Pequenas alegrias

Era um prédio moderno, mármores, aços, vidros, varandas bojudas, cores de amendoa da Páscoa. As caixas de correio ficam no exterior, portinholas frágeis em folha de aluminio com uma abertura larga o bastante para caber a minha mão até ao pulso. Algumas têm a fechadura lassa, quase solta, outras estão mesmo danificadas e sem préstimo para o fim a que se destinam. Não sei o que me chamou a atenção para o interior de uma dessas caixas. Li o nº, ap.3-3º. Provavelmente foi a repetição do nº 3, este algarismo parece perseguir a minha vida... Olhei: algum pó, uma carta das finanças, outra de envelope vermelho. Agarrei este e instintivamente aproximei-o do nariz. Cheirava bem. Estava escrito à mão, uma letra reboluda a negro, vinha de alguém que se identificava apenas com iniciais. Devía de ser de uma mulher. E era para o homem do ap.3-3º. Uma amante.
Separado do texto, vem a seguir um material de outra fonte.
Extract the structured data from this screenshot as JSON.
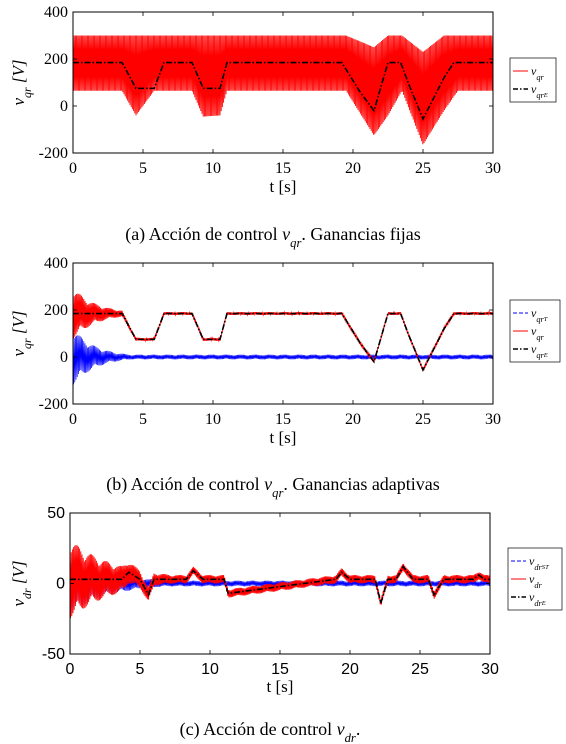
{
  "chart_data": [
    {
      "type": "line",
      "caption": "(a) Acción de control v_{qr}. Ganancias fijas",
      "xlabel": "t [s]",
      "ylabel": "v_{qr} [V]",
      "xlim": [
        0,
        30
      ],
      "ylim": [
        -200,
        400
      ],
      "xticks": [
        "0",
        "5",
        "10",
        "15",
        "20",
        "25",
        "30"
      ],
      "yticks": [
        "400",
        "200",
        "0",
        "-200"
      ],
      "legend_position": "right",
      "series": [
        {
          "name": "v_{qr}",
          "color": "#ff0000",
          "style": "solid",
          "oscillating": true,
          "upper_x": [
            0,
            3.5,
            4.5,
            5.8,
            6.5,
            8.5,
            9.3,
            10.5,
            11.0,
            19.5,
            21.5,
            22.5,
            23.5,
            25,
            26.5,
            27.5,
            30
          ],
          "upper_y": [
            300,
            300,
            300,
            300,
            300,
            300,
            300,
            300,
            300,
            300,
            250,
            300,
            300,
            230,
            300,
            300,
            300
          ],
          "lower_x": [
            0,
            3.5,
            4.5,
            5.8,
            6.5,
            8.5,
            9.3,
            10.5,
            11.0,
            19.5,
            21.5,
            22.5,
            23.5,
            25,
            26.5,
            27.5,
            30
          ],
          "lower_y": [
            65,
            65,
            -40,
            65,
            65,
            65,
            -45,
            -40,
            65,
            65,
            -125,
            -40,
            65,
            -165,
            -20,
            65,
            65
          ]
        },
        {
          "name": "v_{qr_E}",
          "color": "#000000",
          "style": "dashdot",
          "x": [
            0,
            3.5,
            4.5,
            5.8,
            6.5,
            8.5,
            9.3,
            10.5,
            11.0,
            19.2,
            20.5,
            21.5,
            22.5,
            23.4,
            24,
            25,
            26.5,
            27.2,
            30
          ],
          "y": [
            185,
            185,
            75,
            75,
            185,
            185,
            75,
            75,
            185,
            185,
            60,
            -20,
            185,
            185,
            90,
            -55,
            120,
            185,
            185
          ]
        }
      ]
    },
    {
      "type": "line",
      "caption": "(b) Acción de control v_{qr}. Ganancias adaptivas",
      "xlabel": "t [s]",
      "ylabel": "v_{qr} [V]",
      "xlim": [
        0,
        30
      ],
      "ylim": [
        -200,
        400
      ],
      "xticks": [
        "0",
        "5",
        "10",
        "15",
        "20",
        "25",
        "30"
      ],
      "yticks": [
        "400",
        "200",
        "0",
        "-200"
      ],
      "legend_position": "right",
      "series": [
        {
          "name": "v_{qr_T}",
          "color": "#0000ff",
          "style": "dashed",
          "oscillating": true,
          "center": 0,
          "amp_start": 120,
          "amp_decay": 0.6,
          "amp_floor": 10
        },
        {
          "name": "v_{qr}",
          "color": "#ff0000",
          "style": "solid",
          "oscillating": true,
          "follows": "v_{qr_E}",
          "amp_start": 110,
          "amp_decay": 0.6,
          "amp_floor": 6
        },
        {
          "name": "v_{qr_E}",
          "color": "#000000",
          "style": "dashdot",
          "x": [
            0,
            3.5,
            4.5,
            5.8,
            6.5,
            8.5,
            9.3,
            10.5,
            11.0,
            19.2,
            20.5,
            21.5,
            22.5,
            23.4,
            24,
            25,
            26.5,
            27.2,
            30
          ],
          "y": [
            185,
            185,
            75,
            75,
            185,
            185,
            75,
            75,
            185,
            185,
            60,
            -20,
            185,
            185,
            90,
            -55,
            120,
            185,
            185
          ]
        }
      ]
    },
    {
      "type": "line",
      "caption": "(c) Acción de control v_{dr}.",
      "xlabel": "t [s]",
      "ylabel": "v_{dr} [V]",
      "xlim": [
        0,
        30
      ],
      "ylim": [
        -50,
        50
      ],
      "xticks": [
        "0",
        "5",
        "10",
        "15",
        "20",
        "25",
        "30"
      ],
      "yticks": [
        "50",
        "0",
        "-50"
      ],
      "legend_position": "right",
      "series": [
        {
          "name": "v_{dr_{ST}}",
          "color": "#0000ff",
          "style": "dashed",
          "oscillating": true,
          "center": 0,
          "amp_start": 22,
          "amp_decay": 0.35,
          "amp_floor": 2
        },
        {
          "name": "v_{dr}",
          "color": "#ff0000",
          "style": "solid",
          "oscillating": true,
          "follows": "v_{dr_E}",
          "amp_start": 28,
          "amp_decay": 0.3,
          "amp_floor": 3
        },
        {
          "name": "v_{dr_E}",
          "color": "#000000",
          "style": "dashdot",
          "x": [
            0,
            3.7,
            4.2,
            5.0,
            5.6,
            6.0,
            8.3,
            8.8,
            9.5,
            11.0,
            11.3,
            19.0,
            19.4,
            20.0,
            21.8,
            22.2,
            22.7,
            23.3,
            23.8,
            24.5,
            25.6,
            26.0,
            26.7,
            28.8,
            29.2,
            29.6,
            30
          ],
          "y": [
            3,
            3,
            8,
            3,
            -8,
            3,
            3,
            9,
            3,
            3,
            -7,
            3,
            8,
            3,
            3,
            -14,
            3,
            3,
            12,
            3,
            3,
            -8,
            3,
            3,
            6,
            3,
            3
          ]
        }
      ]
    }
  ]
}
Quando escreveu aquela carta, e a dobrou, e depois a enfiou no sobrescrito, fechou os olhos quando passou a lingua naquele filete de cola. Mas o homem do ap.3-3º é casado. E a mulher vai achar o envelope vermelho antes dele chegar a casa e ele, louco de amor pela amante e louco de ira pela mulher metediça vai cometer um crime. Assim, para evitar tudo isto e mais uma manchete nos jornais cor-de-rosa, enfiei a carta no ap.2-1º. E depois retirei toda a correspondência das outras caixas de correio, as de porta franqueada e as fechadas, que eu magra e ágil, devassei pela mão à pesca de outros envelopes, e destes dei cartas como se fossem um baralho de jogar, misturando os destinatários. Naquele dia, proporcionei algumas alegrias aos menos atentos no endereço, evitei uma morte, até duas se calhar, ou mesmo três se contar com a amante descoberta. A quem ficou com as cartas de cobrança em sorte: há sempre um preço a pagar por tudo, até pelas pequenas felicidades de estranhos.

Principio

Tudo começou quando levei a nega numa entrevista de emprego. Depois de ter passado pelas várias etapas até à selecção final e termos restado 3 da multidão que havía concorrido, recebi um sms a agradecer a minha disponibilidade mas que o meu perfil não era o adequado. Passei-me: primeiro tive cólicas, depois senti cólera e de seguida desatei num pranto. Recompus-me, ajeitei a cara e fiz-me ao sitio do tal empregozinho. Ficaram surpreendidos com a minha presença. Exigi ser recebida pela fulana dos recursos humanos mas negaram-me tal direito. Sentei-me e disse que não abalava dali sem falar com ela. Chamaram a segurança do edificio. Agarrei-me à mala e fiz força com os pés, dali eu não arrancava. Agarraram-me por um braço e arrastaram-me, e eu segurei-me à cadeira e trouxe-a comigo. Gritei, berrei, apareceram várias cabeças a espreitar. Mandaram-me calar e ainda mais alto gritei. A psicóloga do departamento de recursos humanos lá deu as caras e eu calei-me. Perguntei-lhe porquê: porque (disse muito baixinho) queríam alguém com menos criatividade, o lugar era puramente admnistrativo. Saí. Neste momento distribuo publicidade por caixas de correio. Mesmo naquelas que têm a etiqueta a dizer publicidade aqui não. É por isso que aqui estou, para contar verdades como histórias de escrever. Para misturar a fantasia com a necessidade e o real com a mentira. Vai dar tudo no mesmo.